Alaska now contributes 60,000 boe/day to the company, or about 40 percent of Hilcorp’s total production, he said.

Hilcorp is the nation’s largest privately-owned independent producer and specializes in buying mature producing properties and rejuvenating them to add production.

The company also has to deal with some of the problems that come with acquiring older production properties, however. On Saturday, Feb. 28, a breach occurred in a 10-inch production line in the Milne Point field, one of the older North Slope fields where Hilcorp is now operator, resulting in a spill of undetermined size.

Four adjacent production pads were shut in while response crews struggled through blizzard conditions. A plug was inserted in the pipe and spill cleanup operations were underway March 1 as the weather improved.

Meanwhile, a bypass line was installed to reestablish the flow of oil through the pipe, eliminating the danger of a freeze-up and adding additional protection against a further spill. Production was restored to normal levels the same day.

So far, Cook Inlet has been a success for Hilcorp. Before the company purchased the aging Inlet producing properties from Chevron Corp. and Marathon Oil in 2012 and 2013, production averaged about 18,000 boe/day.

By January 2014, after two years of new investment and intense activity, production had reached 32,000 boe/day. By July it had passed 40,000 boe/day, according the materials Lalicker presented to state legislators.

“Our business strategy is straightforward. We buy old producing assets, we figure out how to operate them most efficiently and we find ways to increase production. We don’t just cut costs. We find ways to produce more,” Lalicker said.

Hilcorp is now applying a similar strategy on the North Slope. In November it took ownership of the Northstar, Endicott and Milne Point producing fields after purchasing them from BP last November. Liberty, a non-producing offshore discovery, was included in the purchase.
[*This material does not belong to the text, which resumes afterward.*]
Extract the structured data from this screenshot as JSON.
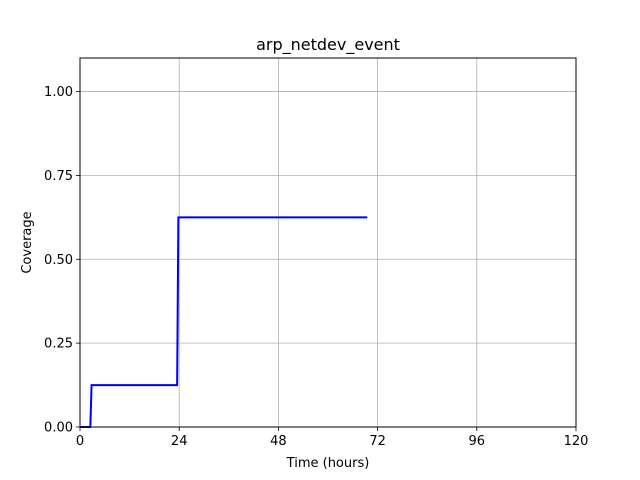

Hilcorp now owns 100 percent of Northstar and Endicott and 50 percent of Milne Point, but Hilcorp is operator in all three fields.

The company’s immediate focus is on Milne Point, Lalicker said, because there are a larger number of wells there than at the Northstar and Endicott fields.

Hilcorp’s strategy of doing aggressive workovers on older wells should have immediate benefits in production at Milne Point, he said.

Hilcorp has already put one workover rig to work at Milne Point and is now constructing a new workover rig for the field that will be shipped to the North Slope in late summer, he said.

The company is taking a cautious approach, however, in developing Liberty, a nonproducing offshore deposit also purchased from BP in November. Hilcorp owns 50 percent of Liberty with BP owning the other half, with Hilcorp as operator.

Hilcorp presented a possible development plan to the U.S. Bureau of Ocean Energy Management but the company is still studying the project, Lalicker said.

“We haven’t sanctioned development. It’s still up in the air,” he said. “We need to do a lot more on the development plan before we start pouring money into Liberty.”

Liberty is about five miles offshore in federally-owned submerged lands beyond the state’s territorial limit, with the U.S. BOEM as the managing agency.